Apparent indifference to human rights violations could damage Australia’s bid for UN Human Rights Council seat
Prime Minister Malcolm Turnbull, Treasurer Scott Morrison and Foreign Minister Julie Bishop’s failure to censure US President Donald Trump’s recent policy decisions on refugees and immigration, supporting torture, violating the rights of women and rescinding protections for transgender students – to name just a few – highlight concerning inconsistencies in Australia’s current candidacy for a seat on the United Nations Human Rights Council, Australian Lawyers for Human Rights said.
ALHR President, Benedict Coyne, said the Turnbull Government’s apparent indifference to human rights violations such as these – which have a very real global impact – could do significant damage to its bid for the UN Council seat.”
“In putting forward Australia’s candidacy the Turnbull government has publicly declared “a commitment to the aims and purposes of the Universal Declaration of Human Rights and the ongoing promotion and protection of human rights, both in Australia and around the world.” Moreover, in the Government’s own words our candidacy embodies a “willingness to speak out against human rights violations and abuses.”

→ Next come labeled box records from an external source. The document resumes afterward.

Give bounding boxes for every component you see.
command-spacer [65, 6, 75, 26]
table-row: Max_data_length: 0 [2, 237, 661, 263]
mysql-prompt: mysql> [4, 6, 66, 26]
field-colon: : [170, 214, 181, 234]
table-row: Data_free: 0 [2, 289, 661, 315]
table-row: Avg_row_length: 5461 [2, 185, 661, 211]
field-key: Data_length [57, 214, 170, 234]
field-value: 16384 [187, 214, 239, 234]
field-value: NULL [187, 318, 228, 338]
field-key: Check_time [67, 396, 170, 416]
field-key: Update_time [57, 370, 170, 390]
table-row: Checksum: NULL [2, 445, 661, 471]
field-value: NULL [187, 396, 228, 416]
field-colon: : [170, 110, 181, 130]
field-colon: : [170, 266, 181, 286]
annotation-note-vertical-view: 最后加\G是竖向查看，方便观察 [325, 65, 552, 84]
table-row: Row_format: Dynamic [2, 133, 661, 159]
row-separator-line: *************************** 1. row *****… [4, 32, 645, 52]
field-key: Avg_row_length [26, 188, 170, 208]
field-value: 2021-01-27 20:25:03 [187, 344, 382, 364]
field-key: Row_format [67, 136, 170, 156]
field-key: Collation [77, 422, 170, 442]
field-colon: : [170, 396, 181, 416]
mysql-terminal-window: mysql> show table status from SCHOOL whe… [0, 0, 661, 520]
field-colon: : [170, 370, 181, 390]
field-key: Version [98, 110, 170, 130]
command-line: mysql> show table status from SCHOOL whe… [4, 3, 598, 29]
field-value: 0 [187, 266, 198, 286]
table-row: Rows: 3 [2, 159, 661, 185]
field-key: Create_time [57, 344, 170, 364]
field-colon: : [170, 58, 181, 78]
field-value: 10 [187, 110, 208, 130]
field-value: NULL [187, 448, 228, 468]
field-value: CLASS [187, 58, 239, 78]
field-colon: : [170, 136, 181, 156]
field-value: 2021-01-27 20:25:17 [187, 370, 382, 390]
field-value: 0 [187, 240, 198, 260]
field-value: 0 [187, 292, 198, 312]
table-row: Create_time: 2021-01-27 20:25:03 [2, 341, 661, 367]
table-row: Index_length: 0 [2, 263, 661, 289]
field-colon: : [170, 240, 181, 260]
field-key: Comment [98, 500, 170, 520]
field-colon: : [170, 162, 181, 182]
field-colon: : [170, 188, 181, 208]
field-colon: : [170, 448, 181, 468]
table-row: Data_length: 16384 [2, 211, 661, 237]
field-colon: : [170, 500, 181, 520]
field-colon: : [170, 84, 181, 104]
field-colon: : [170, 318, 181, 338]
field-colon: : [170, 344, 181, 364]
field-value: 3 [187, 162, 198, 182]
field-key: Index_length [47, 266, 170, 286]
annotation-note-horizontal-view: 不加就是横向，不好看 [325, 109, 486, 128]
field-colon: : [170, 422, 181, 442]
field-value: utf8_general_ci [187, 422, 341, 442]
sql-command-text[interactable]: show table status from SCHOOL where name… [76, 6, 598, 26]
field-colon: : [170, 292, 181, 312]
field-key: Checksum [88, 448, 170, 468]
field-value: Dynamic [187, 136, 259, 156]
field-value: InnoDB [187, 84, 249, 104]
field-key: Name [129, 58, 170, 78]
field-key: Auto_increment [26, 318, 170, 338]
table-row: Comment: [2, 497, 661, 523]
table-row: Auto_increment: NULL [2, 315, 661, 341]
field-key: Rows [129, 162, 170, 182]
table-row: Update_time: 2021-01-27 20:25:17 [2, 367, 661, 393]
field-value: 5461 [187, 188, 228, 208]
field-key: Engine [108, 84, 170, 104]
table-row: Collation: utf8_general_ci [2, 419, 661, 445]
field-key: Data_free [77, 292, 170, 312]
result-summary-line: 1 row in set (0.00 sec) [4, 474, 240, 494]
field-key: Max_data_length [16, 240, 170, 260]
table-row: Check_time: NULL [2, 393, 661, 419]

Mr Coyne continued, “If Australia wishes to authentically pursue its claim for a seat on the Council from 2018-2020, then it must in actions as well as words live up to these claims.”.
“When three of the most powerful politicians in Australia do little more than gush or shoulder-shrug over some of the most appalling attacks on human rights by a western democratically-elected leader in recent history, then we have every right to feel ashamed of our own elected officials,” Mr Coyne said.

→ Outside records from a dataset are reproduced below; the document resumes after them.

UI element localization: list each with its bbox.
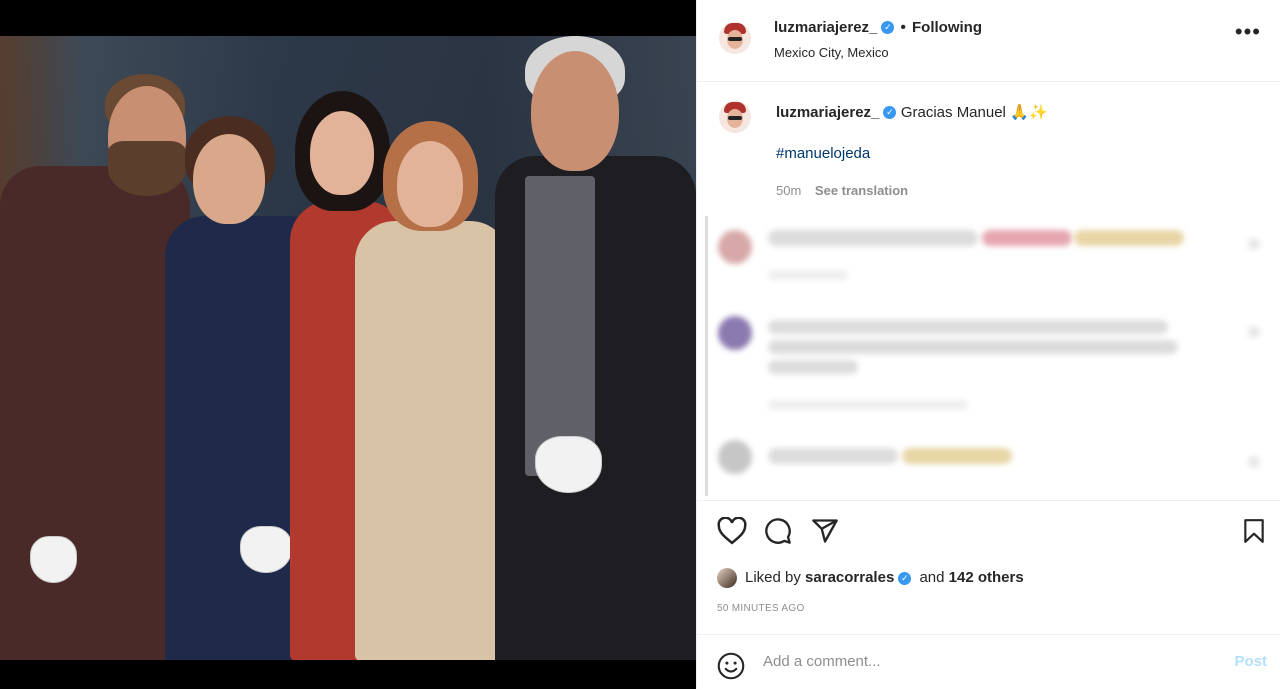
post-timestamp[interactable]: 50 MINUTES AGO [717, 603, 805, 614]
comment-like-icon [1248, 456, 1260, 468]
caption-hashtag[interactable]: #manuelojeda [776, 145, 870, 162]
comment-text-blurred [768, 320, 1168, 334]
likes-others-link[interactable]: 142 others [949, 569, 1024, 586]
comment-input[interactable]: Add a comment... [763, 653, 881, 670]
caption-line: luzmariajerez_ ✓ Gracias Manuel 🙏✨ [776, 103, 1048, 122]
comment-text-blurred [768, 340, 1178, 354]
post-header: luzmariajerez_ ✓ • Following Mexico City, M… [697, 0, 1280, 82]
caption-age: 50m [776, 183, 802, 198]
liker-username[interactable]: saracorrales [805, 569, 894, 586]
author-avatar[interactable] [719, 22, 751, 54]
comment-text-blurred [982, 230, 1072, 246]
separator-dot: • [900, 19, 906, 36]
likes-summary: Liked by saracorrales ✓ and 142 others [717, 568, 1024, 588]
likes-connector: and [919, 568, 945, 586]
see-translation-button[interactable]: See translation [815, 183, 908, 198]
post-comment-button[interactable]: Post [1234, 653, 1267, 670]
comment-icon[interactable] [764, 517, 792, 545]
post-photo[interactable] [0, 36, 696, 660]
post-details-panel: luzmariajerez_ ✓ • Following Mexico City, M… [696, 0, 1280, 689]
comment-like-icon [1248, 326, 1260, 338]
liker-avatar[interactable] [717, 568, 737, 588]
caption-meta: 50m See translation [776, 183, 908, 198]
comment-avatar [718, 316, 752, 350]
comment-text-blurred [768, 230, 978, 246]
verified-badge-icon: ✓ [881, 21, 895, 35]
author-username[interactable]: luzmariajerez_ [774, 19, 877, 36]
verified-badge-icon: ✓ [883, 106, 897, 120]
emoji-icon[interactable] [717, 652, 745, 680]
comment-meta-blurred [768, 400, 968, 410]
photo-person [495, 36, 696, 660]
bookmark-icon[interactable] [1242, 518, 1266, 544]
comment-like-icon [1248, 238, 1260, 250]
caption-author-avatar[interactable] [719, 101, 751, 133]
heart-icon[interactable] [717, 517, 747, 545]
comment-text-blurred [902, 448, 1012, 464]
caption-username[interactable]: luzmariajerez_ [776, 104, 879, 121]
likes-prefix: Liked by [745, 568, 801, 586]
following-button[interactable]: Following [912, 19, 982, 36]
comment-avatar [718, 440, 752, 474]
comment-avatar [718, 230, 752, 264]
post-media[interactable] [0, 0, 696, 689]
add-comment-bar: Add a comment... Post [697, 634, 1280, 690]
share-icon[interactable] [811, 517, 839, 545]
post-location[interactable]: Mexico City, Mexico [774, 45, 889, 60]
photo-person [355, 121, 515, 660]
comment-text-blurred [768, 448, 898, 464]
header-user-line: luzmariajerez_ ✓ • Following [774, 19, 982, 37]
comments-list[interactable] [705, 216, 1276, 496]
comment-meta-blurred [768, 270, 848, 280]
more-options-icon[interactable]: ••• [1235, 21, 1261, 43]
verified-badge-icon: ✓ [898, 571, 912, 585]
caption-emoji: 🙏✨ [1010, 104, 1048, 121]
caption-text: Gracias Manuel [900, 104, 1006, 121]
comment-text-blurred [1074, 230, 1184, 246]
comment-text-blurred [768, 360, 858, 374]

“Once a champion of human rights, and a signatory to both the original United Nations Declaration of Human Rights in 1948 and the 1951 International Refugee Convention, Australia has sunk to a new nadir by endorsing Trump’s immigration bans,” he said.

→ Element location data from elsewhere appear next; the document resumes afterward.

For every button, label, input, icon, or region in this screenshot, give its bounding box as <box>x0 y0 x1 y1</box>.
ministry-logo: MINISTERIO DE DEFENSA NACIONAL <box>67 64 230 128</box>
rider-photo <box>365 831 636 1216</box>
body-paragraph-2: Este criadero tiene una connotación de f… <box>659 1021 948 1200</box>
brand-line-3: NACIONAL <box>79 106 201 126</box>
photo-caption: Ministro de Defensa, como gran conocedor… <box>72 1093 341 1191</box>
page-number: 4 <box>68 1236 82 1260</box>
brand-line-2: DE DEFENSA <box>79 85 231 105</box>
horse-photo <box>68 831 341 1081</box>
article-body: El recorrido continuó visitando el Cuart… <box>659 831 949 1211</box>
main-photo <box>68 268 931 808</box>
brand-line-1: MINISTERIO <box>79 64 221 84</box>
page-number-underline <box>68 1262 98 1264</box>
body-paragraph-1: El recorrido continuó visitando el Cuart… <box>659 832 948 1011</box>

“Australia has a moral and legal obligation to ensure rogue governments cannot unilaterally overrun the rule of law and ignore their international legal obligations. No politician, most especially the Prime Minister, can say that it’s “not his job” to comment or act when the human rights of others are being abused. It is his job and it’s also about upholding the law.
“Even the former US Ambassador to Australia, Jeffrey Bleich, has warned that the ‘hottest places in hell’ are reserved for those who ‘maintain neutrality’ in times of ‘great moral crisis’”.
“We have a duty to champion the rights of the oppressed and the vulnerable, to be the voice of the voiceless. Mr Turnbull, Ms Bishop and Mr Morrison share that duty,” My Coyne said.